Oh, you may see him any clear night in July; for the old dog star was so worn out by the last three hot summers that there have been no dog days since; so that they had to take him down and put Tom’s dog up in his place. Therefore, as new brooms sweep clean, we may hope for some warm weather this year. And that is the end of my story.
MORAL
And now, my dear little man, what should we learn from this parable?
We should learn thirty-seven or thirty-nine things, I am not exactly sure which; but one thing, at least, we may learn, and that is this— when we see efts in the pond, never to throw stones at them, or catch them with crooked pins. For these efts are nothing else but the water babies who are stupid and dirty, and will not learn their lessons and keep themselves clean; and therefore, their skulls grow flat, their jaws grow out, and their brains grow small, and their tails grow long, and their skins grow dirty and spotted, and they never get into the clear rivers, much less into the great wide sea, but hang about in dirty ponds, and live in the mud, and eat worms, as they deserve to do.

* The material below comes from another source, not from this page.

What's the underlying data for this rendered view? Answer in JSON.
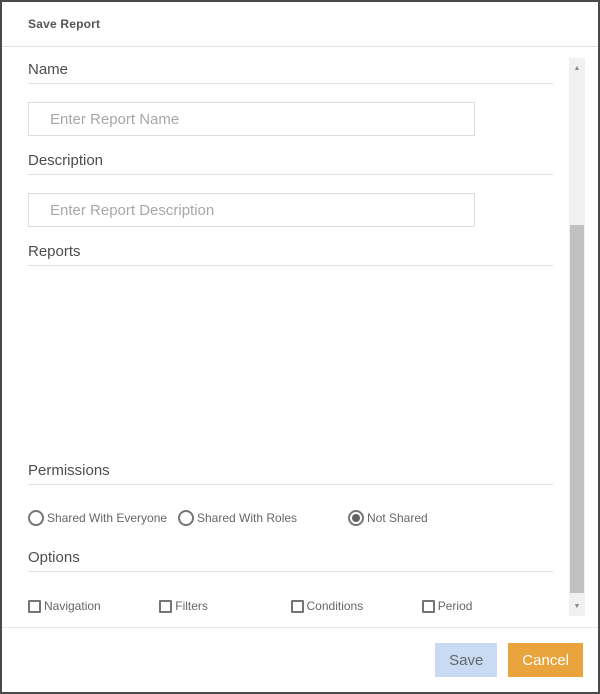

But that is no reason why you should ill-use them; but only why you should pity them, and be kind to them, and hope that some day they will wake up, and be ashamed of their nasty, dirty, lazy, stupid life, and try to amend, and become something better once more. For, perhaps, if they do so, then after 379,423 years, nine months, thirteen days, two hours, and twenty-one minutes, if they work very hard and wash very hard all that time, their brains may grow bigger, and their jaws grow smaller, and their tails wither off, and they will turn into water babies again, and perhaps after that into land babies; and after that perhaps into grown men.

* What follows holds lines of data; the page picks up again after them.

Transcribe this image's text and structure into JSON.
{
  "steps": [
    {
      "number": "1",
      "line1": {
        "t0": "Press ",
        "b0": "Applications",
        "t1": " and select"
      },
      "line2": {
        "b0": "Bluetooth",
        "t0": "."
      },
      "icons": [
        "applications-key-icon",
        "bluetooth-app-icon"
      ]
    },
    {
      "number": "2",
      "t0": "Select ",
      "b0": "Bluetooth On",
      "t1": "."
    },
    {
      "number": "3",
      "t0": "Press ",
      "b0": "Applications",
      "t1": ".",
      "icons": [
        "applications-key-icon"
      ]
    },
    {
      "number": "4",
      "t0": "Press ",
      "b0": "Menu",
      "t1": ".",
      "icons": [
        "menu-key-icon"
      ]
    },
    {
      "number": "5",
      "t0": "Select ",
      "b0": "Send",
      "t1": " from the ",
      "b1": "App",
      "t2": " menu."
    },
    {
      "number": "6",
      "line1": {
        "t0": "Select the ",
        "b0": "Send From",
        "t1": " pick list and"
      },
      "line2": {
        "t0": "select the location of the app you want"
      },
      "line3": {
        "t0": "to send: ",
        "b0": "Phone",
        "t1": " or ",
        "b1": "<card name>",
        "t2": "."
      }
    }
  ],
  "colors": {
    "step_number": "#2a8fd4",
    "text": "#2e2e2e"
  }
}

Meanwhile, do you learn your lessons, and thank God that you have plenty of cold water to wash in; and wash in it too, like a true Englishman. And then, if my story is not true, something better is; and if I am not quite right, still you will be, as long as you stick to hard work and cold water.
But remember always, as I told you at first, that this is all a fairy tale, and only fun and pretence; and, therefore, you are not to believe a word of it, even if it is true.